Em seu estudo, realizado em ratos, os pesquisadores procuraram demonstrar que o vírus HIV, modificado geneticamente, pode servir de veículo para transportar genes a células no sistema sanguíneo humano.
O HIV "infectaria" determinadas células sanguíneas e assim poderia transferir os novos trechos de material genético. Essas células seriam alteradas, ou seja, possíveis defeitos causadores de doenças seriam corrigidos.
O experimento, no entanto, apenas indicou uma parte do processo -que o HIV pode passar genes a células embrionárias CD34, presentes no sistema sanguíneo humano (veja quadro ao lado).

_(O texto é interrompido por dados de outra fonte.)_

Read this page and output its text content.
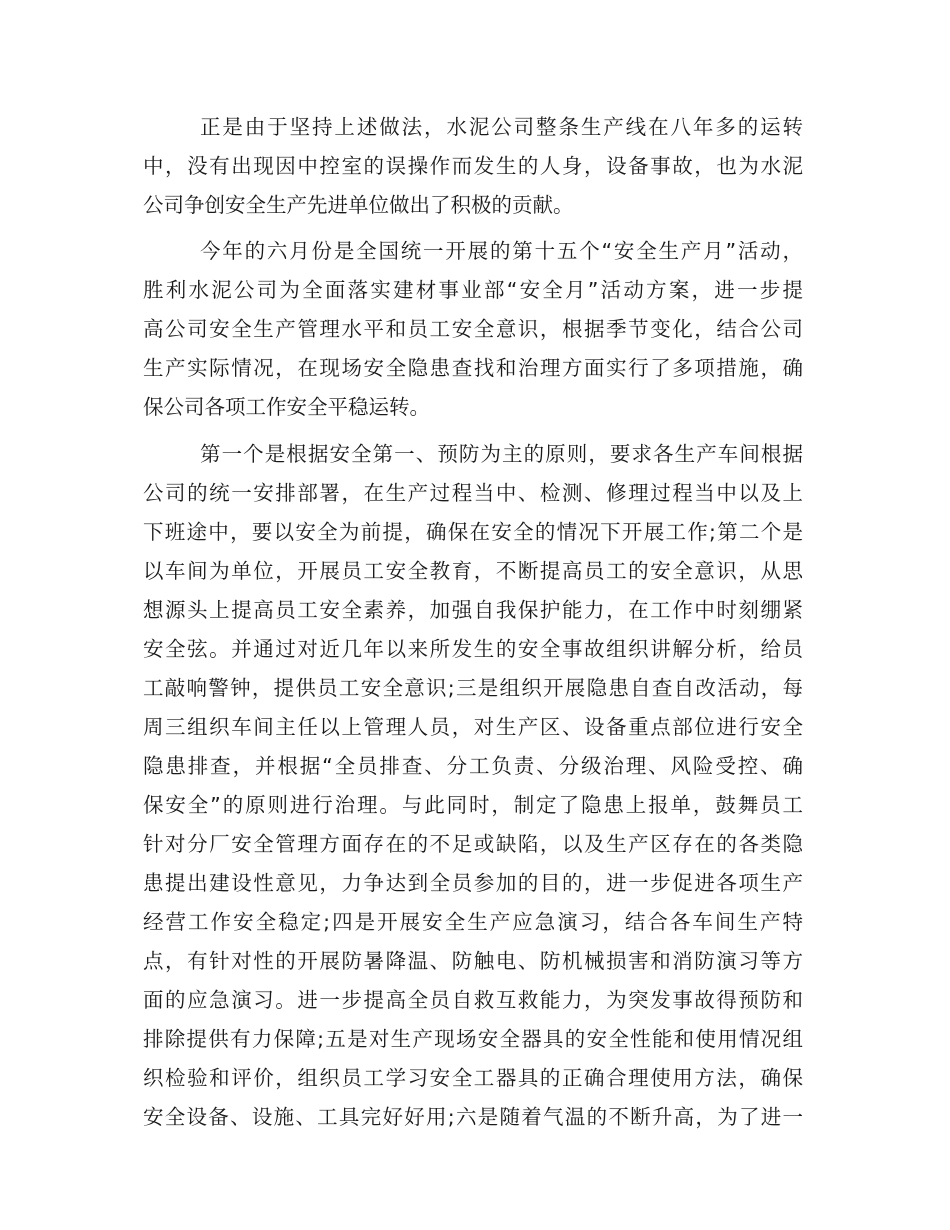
正是由于坚持上述做法，水泥公司整条生产线在八年多的运转
中，没有出现因中控室的误操作而发生的人身，设备事故，也为水泥
公司争创安全生产先进单位做出了积极的贡献。
今年的六月份是全国统一开展的第十五个“安全生产月”活动，
胜利水泥公司为全面落实建材事业部“安全月”活动方案，进一步提
高公司安全生产管理水平和员工安全意识，根据季节变化，结合公司
生产实际情况，在现场安全隐患查找和治理方面实行了多项措施，确
保公司各项工作安全平稳运转。
第一个是根据安全第一、预防为主的原则，要求各生产车间根据
公司的统一安排部署，在生产过程当中、检测、修理过程当中以及上
下班途中，要以安全为前提，确保在安全的情况下开展工作;第二个是
以车间为单位，开展员工安全教育，不断提高员工的安全意识，从思
想源头上提高员工安全素养，加强自我保护能力，在工作中时刻绷紧
安全弦。并通过对近几年以来所发生的安全事故组织讲解分析，给员
工敲响警钟，提供员工安全意识;三是组织开展隐患自查自改活动，每
周三组织车间主任以上管理人员，对生产区、设备重点部位进行安全
隐患排查，并根据“全员排查、分工负责、分级治理、风险受控、确
保安全”的原则进行治理。与此同时，制定了隐患上报单，鼓舞员工
针对分厂安全管理方面存在的不足或缺陷，以及生产区存在的各类隐
患提出建设性意见，力争达到全员参加的目的，进一步促进各项生产
经营工作安全稳定;四是开展安全生产应急演习，结合各车间生产特
点，有针对性的开展防暑降温、防触电、防机械损害和消防演习等方
面的应急演习。进一步提高全员自救互救能力，为突发事故得预防和
排除提供有力保障;五是对生产现场安全器具的安全性能和使用情况组
织检验和评价，组织员工学习安全工器具的正确合理使用方法，确保
安全设备、设施、工具完好好用;六是随着气温的不断升高，为了进一
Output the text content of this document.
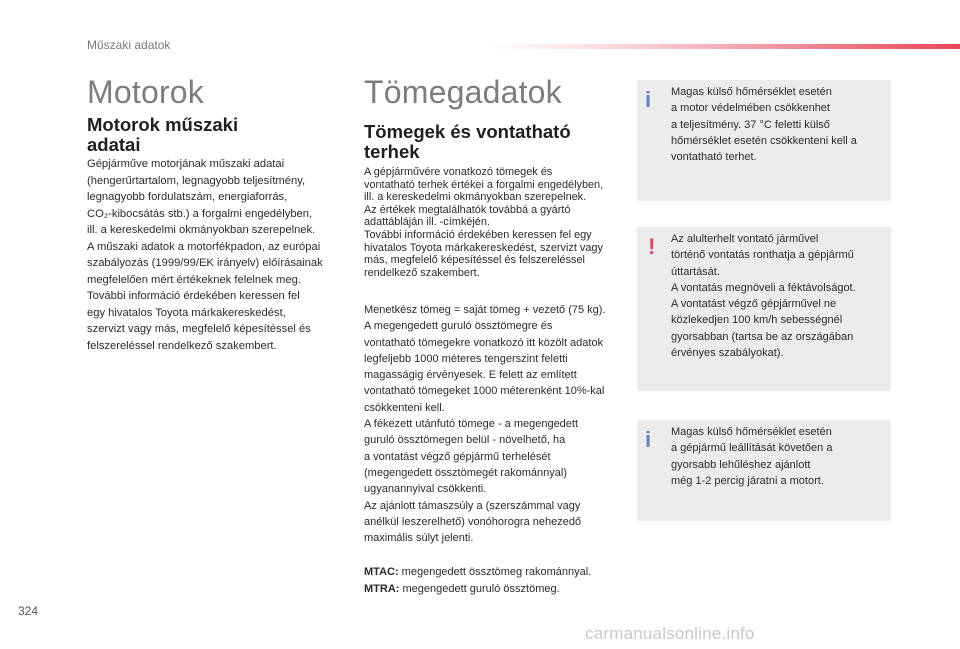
Műszaki adatok
Motorok
Motorok műszaki
adatai
Gépjárműve motorjának műszaki adatai
(hengerűrtartalom, legnagyobb teljesítmény,
legnagyobb fordulatszám, energiaforrás,
CO₂-kibocsátás stb.) a forgalmi engedélyben,
ill. a kereskedelmi okmányokban szerepelnek.
A műszaki adatok a motorfékpadon, az európai
szabályozás (1999/99/EK irányelv) előírásainak
megfelelően mért értékeknek felelnek meg.
További információ érdekében keressen fel
egy hivatalos Toyota márkakereskedést,
szervizt vagy más, megfelelő képesítéssel és
felszereléssel rendelkező szakembert.
Tömegadatok
Tömegek és vontatható
terhek
A gépjárművére vonatkozó tömegek és
vontatható terhek értékei a forgalmi engedélyben,
ill. a kereskedelmi okmányokban szerepelnek.
Az értékek megtalálhatók továbbá a gyártó
adattábláján ill. -címkéjén.
További információ érdekében keressen fel egy
hivatalos Toyota márkakereskedést, szervizt vagy
más, megfelelő képesítéssel és felszereléssel
rendelkező szakembert.
Menetkész tömeg = saját tömeg + vezető (75 kg).
A megengedett guruló össztömegre és
vontatható tömegekre vonatkozó itt közölt adatok
legfeljebb 1000 méteres tengerszint feletti
magasságig érvényesek. E felett az említett
vontatható tömegeket 1000 méterenként 10%-kal
csökkenteni kell.
A fékezett utánfutó tömege - a megengedett
guruló össztömegen belül - növelhető, ha
a vontatást végző gépjármű terhelését
(megengedett össztömegét rakománnyal)
ugyanannyival csökkenti.
Az ajánlott támaszsúly a (szerszámmal vagy
anélkül leszerelhető) vonóhorogra nehezedő
maximális súlyt jelenti.

MTAC: megengedett össztömeg rakománnyal.

MTRA: megengedett guruló össztömeg.

i Magas külső hőmérséklet esetén
a motor védelmében csökkenhet
a teljesítmény. 37 °C feletti külső
hőmérséklet esetén csökkenteni kell a
vontatható terhet.
! Az alulterhelt vontató járművel
történő vontatás ronthatja a gépjármű
úttartását.
A vontatás megnöveli a féktávolságot.
A vontatást végző gépjárművel ne
közlekedjen 100 km/h sebességnél
gyorsabban (tartsa be az országában
érvényes szabályokat).
i Magas külső hőmérséklet esetén
a gépjármű leállítását követően a
gyorsabb lehűléshez ajánlott
még 1-2 percig járatni a motort.
324
carmanualsonline.info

"Esse estudo é importante na busca por meios de enviar genes a células humanas. É promissor, mas ainda precisa de mais discussões", disse Inder M. Verma, do Instituto Salk para Estudos Biológicos, em La Jolla, na Califórnia, em entrevista por e-mail à Folha.
Verma e Hiroyuki Miyoshi, do Instituto Salk, realizaram o estudo ao lado de Bruce E. Torbett, Kent A. Smith e Donald D. Mosier, do Instituto de Pesquisa Scripps, também em La Jolla. Os resultados foram publicados em 29 de janeiro na revista "Science".
As células CD34, o alvo do HIV modificado, são hematopoéticas, ou seja, formam novas células sanguíneas no organismo.

Motivos para o uso do HIV
Os pesquisadores indicam, em seu artigo, que as células hematopoéticas embrionárias são um alvo interessante para receber genes de vírus porque têm a habilidade de regenerar todo o sistema de produção de células sanguíneas no organismo humano.
O processo de transferência genética por meio de vírus é chamado terapia genética. Nos testes, em vez do HIV, normalmente são usados os chamados retrovírus.
"Retrovírus convencionais necessitam de divisões celulares para que os genes sejam inseridos nas células. Em contraste, o HIV não precisa disso", disse Torbett, do instituto Scripps, ao explicar porque o HIV foi escolhido.
"Uma característica de células embrionárias sanguíneas é que elas não fazem divisões celulares. Portanto, essas células não seriam "atingidas" por retrovírus modificados", continua o pesquisador.
A experiência de Verma e Torbett levanta um problema: mesmo enfraquecido, injetar intencionalmente o HIV em pacientes não poderia causar a doença?
"É muito difícil. O vírus está completamente debilitado", disse Verma.
Segundo Torbett, "foi demonstrado que o vírus desenvolvido não consegue se replicar, devido à remoção do mecanismo genético necessário para tal".
"O HIV modificado não pode se "espalhar" como vírus normais, uma vez integrado ao material genético da célula hospedeira."
Testes em humanos ainda deverão demorar um certo tempo para serem desenvolvidos. Segundo Verma, serão necessários no mínimo um ou dois anos.
Antes, deverão ser coletados resultados a partir do experimento em outros animais, como cães.

Outras terapias genéticas
O método da terapia genética é testado para combater também outros tipos de doença. Para cada caso, um tipo de vírus é escolhido por pesquisadores para levar os genes a células em questão.
Em uma das experiências, por exemplo, o vírus escolhido foi o do herpes. Com ele, cientistas das universidades de Illinois e da Carolina do Sul procuram amenizar a dor associada a doenças como câncer, artrite e angina -dor aguda, normalmente associada a problemas no coração.